Friday, January 20, 2006

THE DISH

The Dish MovieSam Neill Directed by Rob Sitch
Starring Sam Neill
Reviewed by Byron Merritt

THUMBS UP!


THUMBS UP FILM REVIEW RATING!


Only having been four years old when the first lunar landing took place, I have no recollection about the excitement that surrounded this monumental achievement. So many men and women had dedicated their very lives to this one moment in time that it stopped the world (not just one nation) and allowed all of us the chance to see just how far human beings could go in their quest to reach that next horizon. And although THE DISH is about one backward country radio telescope in Parkes, Australia that beamed those first Armstrong-on-the-moon images to billions of people ...it is much more than that.

Cliff Buxton (
Sam Neill, JURASSIC PARK) is the director of the Parkes telescope, a sensitive piece of hardware surrounded by sheep paddocks. Seeing such a large array (this telescope could actually deliver telemetry, track the lunar module, AND send back television images) in an austere landscape made me pause several times during the film and marvel at the sheer beauty of this monstrosity against the setting of Australia’s back country.

Initially the film takes on the feel of something homey; a gentle side-trip down a path we all know too well (the first manned mission to the moon.) These hick-like folk are in charge of something as important as the lunar landing?! But the viewer gets pulled into the film in a very intimate way. We see that these ARE simple people, but ones who take their jobs very seriously ...but not overly so. The comedy, like the movie itself, is light and sprinkled throughout the relationships (even when they lose
Apollo 11 as they approach the moon and lie to NASA about it!)

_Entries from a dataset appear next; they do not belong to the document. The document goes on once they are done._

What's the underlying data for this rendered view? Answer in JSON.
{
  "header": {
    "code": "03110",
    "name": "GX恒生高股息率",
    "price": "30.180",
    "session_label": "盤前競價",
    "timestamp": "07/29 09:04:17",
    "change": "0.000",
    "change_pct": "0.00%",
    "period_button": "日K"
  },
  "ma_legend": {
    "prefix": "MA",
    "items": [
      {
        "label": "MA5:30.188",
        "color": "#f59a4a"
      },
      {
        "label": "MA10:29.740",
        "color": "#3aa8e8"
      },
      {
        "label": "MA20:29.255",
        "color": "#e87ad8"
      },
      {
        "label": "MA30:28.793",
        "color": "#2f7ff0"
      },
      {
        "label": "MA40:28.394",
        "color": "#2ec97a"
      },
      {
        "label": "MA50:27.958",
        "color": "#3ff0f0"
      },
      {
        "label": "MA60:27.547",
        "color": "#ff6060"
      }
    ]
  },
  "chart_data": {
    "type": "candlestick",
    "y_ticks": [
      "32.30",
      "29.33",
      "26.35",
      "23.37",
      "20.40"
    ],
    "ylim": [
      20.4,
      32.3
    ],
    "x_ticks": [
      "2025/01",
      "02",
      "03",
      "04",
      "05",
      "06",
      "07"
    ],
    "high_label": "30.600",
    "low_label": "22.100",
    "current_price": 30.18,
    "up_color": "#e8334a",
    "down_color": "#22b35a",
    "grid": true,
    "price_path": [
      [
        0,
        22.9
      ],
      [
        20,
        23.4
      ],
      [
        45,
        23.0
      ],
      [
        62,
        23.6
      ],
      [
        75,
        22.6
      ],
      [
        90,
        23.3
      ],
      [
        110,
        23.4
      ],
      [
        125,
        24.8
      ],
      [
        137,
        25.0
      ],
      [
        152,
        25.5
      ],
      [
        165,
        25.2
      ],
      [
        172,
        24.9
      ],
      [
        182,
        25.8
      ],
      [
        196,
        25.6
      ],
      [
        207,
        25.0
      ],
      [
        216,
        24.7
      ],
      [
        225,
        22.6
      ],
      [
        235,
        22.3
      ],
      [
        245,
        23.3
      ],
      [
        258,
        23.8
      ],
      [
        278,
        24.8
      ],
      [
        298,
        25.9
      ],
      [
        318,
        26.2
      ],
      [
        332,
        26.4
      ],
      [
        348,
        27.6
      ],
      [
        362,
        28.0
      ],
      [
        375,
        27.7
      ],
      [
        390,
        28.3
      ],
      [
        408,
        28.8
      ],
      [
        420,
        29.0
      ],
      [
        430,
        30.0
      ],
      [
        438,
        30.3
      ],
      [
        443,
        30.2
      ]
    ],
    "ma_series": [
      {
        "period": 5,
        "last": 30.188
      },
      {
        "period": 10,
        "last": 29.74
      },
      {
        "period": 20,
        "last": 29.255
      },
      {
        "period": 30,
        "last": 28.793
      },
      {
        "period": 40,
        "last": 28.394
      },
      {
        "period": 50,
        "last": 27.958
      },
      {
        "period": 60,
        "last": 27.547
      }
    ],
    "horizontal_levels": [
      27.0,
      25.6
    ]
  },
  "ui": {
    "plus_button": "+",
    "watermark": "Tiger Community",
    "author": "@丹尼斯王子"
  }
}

I found myself getting choked-up as the world — and this little microcosm of people in Parkes — held their breath as those first pictures of man’s footprint on the moon took place (during hurricane force winds that threatened to blow over the telescope and kill the men inside operating it; they realized the importance of that moment and were willing to risk everything.)

If you’d like to take a trip down memory lane (ala 1969) but want a different road, THE DISH is a nice film to try out. Highly recommended.